I have an application with dependency injection that consumes a REST API. The API calls are abstracted into entity-specific repositories. Some of the repositories are: HttpNotebookRepository
, HttpPageRepository
, HttpBookmarkRepository
, HttpUserRepository
and their corresponding interfaces.
I have a NotebookHierarchyController
which requires four of these repositories via constructor injection:
// constructor
public NotebookHierarchyController(
NotebookRepository notebookRepo,
PageRepository pageRepo,
BookmarkRepository bookmarkRepo,
UserRepository userRepo, <other dependencies>
) { .. }
There a multiple such controllers requiring more than one or two repositories.
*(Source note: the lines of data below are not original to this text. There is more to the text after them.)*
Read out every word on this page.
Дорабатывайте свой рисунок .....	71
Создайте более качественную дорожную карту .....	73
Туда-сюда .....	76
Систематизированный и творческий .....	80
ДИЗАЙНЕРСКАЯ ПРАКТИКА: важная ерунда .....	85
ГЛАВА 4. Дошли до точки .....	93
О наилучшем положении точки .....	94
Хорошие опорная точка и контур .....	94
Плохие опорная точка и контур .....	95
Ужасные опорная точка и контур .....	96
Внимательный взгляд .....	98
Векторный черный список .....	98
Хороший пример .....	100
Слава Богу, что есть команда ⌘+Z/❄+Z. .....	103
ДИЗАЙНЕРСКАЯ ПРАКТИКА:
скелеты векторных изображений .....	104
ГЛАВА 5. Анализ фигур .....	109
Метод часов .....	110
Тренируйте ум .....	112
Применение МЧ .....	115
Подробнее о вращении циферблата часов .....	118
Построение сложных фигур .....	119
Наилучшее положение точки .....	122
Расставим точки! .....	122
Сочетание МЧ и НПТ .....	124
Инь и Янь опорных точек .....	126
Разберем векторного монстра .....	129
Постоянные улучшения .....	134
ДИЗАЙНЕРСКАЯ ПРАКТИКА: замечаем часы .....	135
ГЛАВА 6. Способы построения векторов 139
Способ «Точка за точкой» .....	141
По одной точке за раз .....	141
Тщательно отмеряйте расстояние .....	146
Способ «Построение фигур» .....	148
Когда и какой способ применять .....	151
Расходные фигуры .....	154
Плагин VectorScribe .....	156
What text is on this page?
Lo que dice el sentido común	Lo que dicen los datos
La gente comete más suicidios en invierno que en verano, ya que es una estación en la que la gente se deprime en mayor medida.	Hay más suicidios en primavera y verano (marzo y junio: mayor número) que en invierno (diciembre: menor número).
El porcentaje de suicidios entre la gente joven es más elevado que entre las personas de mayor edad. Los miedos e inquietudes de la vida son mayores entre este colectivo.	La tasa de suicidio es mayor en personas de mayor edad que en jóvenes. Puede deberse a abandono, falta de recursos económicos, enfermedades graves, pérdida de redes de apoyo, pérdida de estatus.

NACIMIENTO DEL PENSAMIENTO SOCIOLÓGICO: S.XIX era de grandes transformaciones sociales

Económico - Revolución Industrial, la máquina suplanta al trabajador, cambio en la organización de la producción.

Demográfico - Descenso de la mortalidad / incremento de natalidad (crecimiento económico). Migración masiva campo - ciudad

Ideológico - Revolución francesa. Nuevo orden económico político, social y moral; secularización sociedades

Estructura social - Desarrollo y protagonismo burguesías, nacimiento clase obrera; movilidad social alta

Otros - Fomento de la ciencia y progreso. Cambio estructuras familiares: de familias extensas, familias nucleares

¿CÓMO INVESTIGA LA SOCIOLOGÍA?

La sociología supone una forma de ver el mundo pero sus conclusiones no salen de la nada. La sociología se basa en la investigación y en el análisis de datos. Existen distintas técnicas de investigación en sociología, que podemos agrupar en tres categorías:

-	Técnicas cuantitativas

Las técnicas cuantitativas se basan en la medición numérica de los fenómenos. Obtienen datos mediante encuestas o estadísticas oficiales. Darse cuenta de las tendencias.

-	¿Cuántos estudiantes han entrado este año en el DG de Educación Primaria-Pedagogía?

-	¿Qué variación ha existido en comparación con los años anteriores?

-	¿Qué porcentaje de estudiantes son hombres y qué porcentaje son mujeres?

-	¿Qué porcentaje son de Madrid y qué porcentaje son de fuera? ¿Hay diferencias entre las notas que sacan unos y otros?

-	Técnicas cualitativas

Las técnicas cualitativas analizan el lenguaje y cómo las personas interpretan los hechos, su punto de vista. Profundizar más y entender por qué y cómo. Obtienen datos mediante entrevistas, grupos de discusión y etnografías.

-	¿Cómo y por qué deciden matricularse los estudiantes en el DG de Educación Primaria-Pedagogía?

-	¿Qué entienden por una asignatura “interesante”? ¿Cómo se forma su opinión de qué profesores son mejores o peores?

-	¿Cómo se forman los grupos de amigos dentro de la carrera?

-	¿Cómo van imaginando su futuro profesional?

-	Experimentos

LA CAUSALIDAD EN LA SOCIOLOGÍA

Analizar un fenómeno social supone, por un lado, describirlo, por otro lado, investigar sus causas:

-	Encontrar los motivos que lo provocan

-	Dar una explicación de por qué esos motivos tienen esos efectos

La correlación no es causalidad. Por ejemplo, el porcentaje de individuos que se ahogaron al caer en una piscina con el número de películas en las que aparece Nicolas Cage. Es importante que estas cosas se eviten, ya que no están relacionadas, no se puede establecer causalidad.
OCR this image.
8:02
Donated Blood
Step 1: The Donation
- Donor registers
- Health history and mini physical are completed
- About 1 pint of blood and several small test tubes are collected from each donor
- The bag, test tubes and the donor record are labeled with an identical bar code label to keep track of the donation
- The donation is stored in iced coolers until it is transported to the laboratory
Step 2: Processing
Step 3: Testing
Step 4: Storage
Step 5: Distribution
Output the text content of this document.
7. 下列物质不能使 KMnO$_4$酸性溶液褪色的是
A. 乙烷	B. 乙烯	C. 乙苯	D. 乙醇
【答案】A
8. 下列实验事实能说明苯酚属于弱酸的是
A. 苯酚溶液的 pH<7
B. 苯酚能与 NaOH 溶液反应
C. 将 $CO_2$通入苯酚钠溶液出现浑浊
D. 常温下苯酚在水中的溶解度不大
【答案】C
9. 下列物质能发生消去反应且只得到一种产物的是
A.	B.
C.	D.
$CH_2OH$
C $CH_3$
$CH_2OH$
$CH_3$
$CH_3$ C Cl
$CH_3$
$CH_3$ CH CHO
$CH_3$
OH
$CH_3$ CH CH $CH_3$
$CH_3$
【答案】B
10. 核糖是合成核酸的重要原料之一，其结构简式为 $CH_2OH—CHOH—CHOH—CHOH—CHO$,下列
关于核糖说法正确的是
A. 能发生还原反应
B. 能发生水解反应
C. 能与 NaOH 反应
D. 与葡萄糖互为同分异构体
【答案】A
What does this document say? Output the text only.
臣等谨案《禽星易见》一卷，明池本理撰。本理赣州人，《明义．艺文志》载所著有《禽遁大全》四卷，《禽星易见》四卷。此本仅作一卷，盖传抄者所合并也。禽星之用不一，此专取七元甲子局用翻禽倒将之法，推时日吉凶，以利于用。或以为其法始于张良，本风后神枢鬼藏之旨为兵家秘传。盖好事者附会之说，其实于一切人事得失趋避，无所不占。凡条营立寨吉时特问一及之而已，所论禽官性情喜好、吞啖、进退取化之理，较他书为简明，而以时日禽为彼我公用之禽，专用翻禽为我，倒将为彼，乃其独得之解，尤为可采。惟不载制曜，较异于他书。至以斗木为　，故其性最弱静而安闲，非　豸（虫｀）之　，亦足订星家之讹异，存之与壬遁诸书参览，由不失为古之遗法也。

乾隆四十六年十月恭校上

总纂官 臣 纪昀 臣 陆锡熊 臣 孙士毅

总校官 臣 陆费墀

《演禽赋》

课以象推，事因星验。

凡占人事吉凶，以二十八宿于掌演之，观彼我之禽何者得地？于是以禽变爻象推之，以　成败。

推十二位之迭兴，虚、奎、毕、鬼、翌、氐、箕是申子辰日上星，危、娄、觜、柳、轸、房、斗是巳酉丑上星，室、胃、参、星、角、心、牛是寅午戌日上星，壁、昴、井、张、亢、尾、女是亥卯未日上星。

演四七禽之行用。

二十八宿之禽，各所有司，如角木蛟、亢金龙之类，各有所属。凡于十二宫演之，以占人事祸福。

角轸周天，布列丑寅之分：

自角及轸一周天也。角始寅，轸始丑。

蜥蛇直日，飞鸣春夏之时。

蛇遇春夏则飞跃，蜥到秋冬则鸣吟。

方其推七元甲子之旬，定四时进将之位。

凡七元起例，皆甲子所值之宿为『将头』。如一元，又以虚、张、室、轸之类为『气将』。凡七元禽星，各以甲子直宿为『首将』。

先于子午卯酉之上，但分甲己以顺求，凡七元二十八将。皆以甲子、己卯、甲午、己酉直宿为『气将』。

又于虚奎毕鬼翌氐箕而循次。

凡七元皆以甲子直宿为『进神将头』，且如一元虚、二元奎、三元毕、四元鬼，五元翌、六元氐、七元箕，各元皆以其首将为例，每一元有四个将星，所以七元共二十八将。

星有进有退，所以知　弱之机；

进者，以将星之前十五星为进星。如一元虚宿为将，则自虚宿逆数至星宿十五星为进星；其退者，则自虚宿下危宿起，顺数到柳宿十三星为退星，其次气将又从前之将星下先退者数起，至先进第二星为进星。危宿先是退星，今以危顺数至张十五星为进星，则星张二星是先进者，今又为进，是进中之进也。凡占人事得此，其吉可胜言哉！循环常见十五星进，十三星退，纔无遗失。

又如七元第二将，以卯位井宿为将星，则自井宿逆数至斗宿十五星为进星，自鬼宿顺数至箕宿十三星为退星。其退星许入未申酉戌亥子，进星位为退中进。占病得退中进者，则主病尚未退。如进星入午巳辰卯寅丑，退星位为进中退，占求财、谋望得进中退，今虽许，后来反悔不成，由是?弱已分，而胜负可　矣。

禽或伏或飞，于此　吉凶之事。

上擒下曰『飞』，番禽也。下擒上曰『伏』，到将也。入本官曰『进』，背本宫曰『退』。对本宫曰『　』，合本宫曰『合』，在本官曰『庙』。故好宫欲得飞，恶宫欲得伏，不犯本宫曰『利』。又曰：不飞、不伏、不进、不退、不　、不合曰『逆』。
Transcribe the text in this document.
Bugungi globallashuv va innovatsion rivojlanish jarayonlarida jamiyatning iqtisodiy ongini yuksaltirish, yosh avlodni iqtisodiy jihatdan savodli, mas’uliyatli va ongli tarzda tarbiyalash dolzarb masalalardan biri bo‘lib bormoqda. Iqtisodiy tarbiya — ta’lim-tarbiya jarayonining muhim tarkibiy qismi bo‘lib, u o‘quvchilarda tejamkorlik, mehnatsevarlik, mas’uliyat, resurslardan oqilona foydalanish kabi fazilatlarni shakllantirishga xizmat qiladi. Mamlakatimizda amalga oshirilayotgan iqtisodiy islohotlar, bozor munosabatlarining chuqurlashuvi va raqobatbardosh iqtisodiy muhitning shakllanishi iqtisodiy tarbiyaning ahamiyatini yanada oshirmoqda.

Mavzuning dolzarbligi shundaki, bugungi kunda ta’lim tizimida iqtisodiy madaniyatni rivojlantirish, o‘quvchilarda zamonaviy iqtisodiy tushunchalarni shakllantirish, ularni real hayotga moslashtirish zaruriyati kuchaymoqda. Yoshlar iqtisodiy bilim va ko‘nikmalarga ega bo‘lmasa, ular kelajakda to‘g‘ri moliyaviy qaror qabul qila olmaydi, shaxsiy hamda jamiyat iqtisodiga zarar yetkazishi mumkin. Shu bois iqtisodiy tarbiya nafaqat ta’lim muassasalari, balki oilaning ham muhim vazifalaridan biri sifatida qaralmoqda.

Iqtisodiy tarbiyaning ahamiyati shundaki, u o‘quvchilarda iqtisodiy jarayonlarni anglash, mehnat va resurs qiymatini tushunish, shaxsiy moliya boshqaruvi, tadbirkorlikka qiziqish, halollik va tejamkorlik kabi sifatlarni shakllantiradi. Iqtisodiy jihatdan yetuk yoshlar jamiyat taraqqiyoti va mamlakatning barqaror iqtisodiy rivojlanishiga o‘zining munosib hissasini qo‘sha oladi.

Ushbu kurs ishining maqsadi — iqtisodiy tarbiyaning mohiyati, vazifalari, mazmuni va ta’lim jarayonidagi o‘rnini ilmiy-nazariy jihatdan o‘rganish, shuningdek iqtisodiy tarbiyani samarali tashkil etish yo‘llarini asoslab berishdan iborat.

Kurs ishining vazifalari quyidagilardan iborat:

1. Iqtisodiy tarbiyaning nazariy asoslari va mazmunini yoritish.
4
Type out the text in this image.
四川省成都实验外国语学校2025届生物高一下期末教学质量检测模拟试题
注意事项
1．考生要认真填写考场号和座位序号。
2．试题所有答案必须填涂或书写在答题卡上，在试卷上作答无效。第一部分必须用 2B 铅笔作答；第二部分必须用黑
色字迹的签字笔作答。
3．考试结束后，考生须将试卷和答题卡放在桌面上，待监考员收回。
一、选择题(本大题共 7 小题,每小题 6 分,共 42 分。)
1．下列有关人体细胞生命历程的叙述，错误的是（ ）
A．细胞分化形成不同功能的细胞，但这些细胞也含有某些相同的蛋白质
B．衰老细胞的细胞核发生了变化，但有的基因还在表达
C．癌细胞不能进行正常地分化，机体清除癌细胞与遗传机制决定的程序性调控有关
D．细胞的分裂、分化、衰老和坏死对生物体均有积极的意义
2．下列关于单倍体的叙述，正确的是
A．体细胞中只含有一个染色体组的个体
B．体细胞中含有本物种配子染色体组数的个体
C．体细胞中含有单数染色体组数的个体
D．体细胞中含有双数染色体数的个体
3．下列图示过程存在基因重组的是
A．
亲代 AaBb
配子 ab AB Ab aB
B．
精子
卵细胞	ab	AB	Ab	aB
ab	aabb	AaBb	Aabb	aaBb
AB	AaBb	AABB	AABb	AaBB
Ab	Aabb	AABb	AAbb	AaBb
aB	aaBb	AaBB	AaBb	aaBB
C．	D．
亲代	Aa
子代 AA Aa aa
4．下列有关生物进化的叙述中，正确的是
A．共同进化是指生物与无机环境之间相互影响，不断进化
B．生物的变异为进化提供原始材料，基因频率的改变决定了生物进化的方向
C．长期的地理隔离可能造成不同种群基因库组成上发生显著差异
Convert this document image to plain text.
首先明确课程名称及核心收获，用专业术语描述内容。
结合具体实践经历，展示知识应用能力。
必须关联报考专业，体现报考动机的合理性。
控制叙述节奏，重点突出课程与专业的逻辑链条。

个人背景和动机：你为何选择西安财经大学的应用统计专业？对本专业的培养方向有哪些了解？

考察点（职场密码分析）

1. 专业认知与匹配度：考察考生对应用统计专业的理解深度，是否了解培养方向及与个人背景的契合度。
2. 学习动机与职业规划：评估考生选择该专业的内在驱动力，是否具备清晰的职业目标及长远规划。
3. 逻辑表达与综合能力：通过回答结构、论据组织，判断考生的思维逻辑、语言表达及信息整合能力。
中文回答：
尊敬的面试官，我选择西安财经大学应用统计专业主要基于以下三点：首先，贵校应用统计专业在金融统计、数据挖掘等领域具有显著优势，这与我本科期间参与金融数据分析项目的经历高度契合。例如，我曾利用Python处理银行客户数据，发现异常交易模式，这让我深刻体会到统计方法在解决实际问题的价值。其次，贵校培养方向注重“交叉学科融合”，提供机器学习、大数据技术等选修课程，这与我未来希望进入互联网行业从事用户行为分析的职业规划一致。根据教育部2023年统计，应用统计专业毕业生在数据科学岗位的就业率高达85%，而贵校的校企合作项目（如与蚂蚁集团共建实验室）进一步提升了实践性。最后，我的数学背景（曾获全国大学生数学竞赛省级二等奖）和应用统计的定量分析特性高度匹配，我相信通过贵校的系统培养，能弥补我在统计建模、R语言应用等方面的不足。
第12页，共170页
I have been planning to create a composite repository as follows:
public class CompositeRepository {
private NotebookRepository notebooks;
private PageRepository pages;
private BookmarkRepository bookmarks;
private UserRepository users;
public CompositeRepository(NotebookRepository notebooks,
PageRepository pages,
BookmarkRepository bookmarks,
UserRepository users) {
// assign to fields
}
public NotebookRepository notebooks() {
return notebooks;
}
public PageRepository pages() {
return pages;
}
public BookmarkRepository bookmarks() {
return bookmarks;
}
public UserRepository users() {
return users;
}
}
And then inject it into my controller:
// constructor
public NotebookHierarchyController(CompositeRepository repo) { .. }
I now easily have access to all repositories:
repo.notebooks().updateName(..);
repo.sections().add(..);
...
I have people do this in some implementations of the Unit of Work Pattern. However, as far as I understand, the goals of a unit of work are different. It is primarily for transaction coordination. This may also be different from wrapping the repository in a service to add business logic and decoupling.
What I've done is a simple grouping of repositories into one service for convenience. Is this an anti-pattern? Or should I prefer individually injecting each repository? Or is there a more accepted and standard way to deal with this?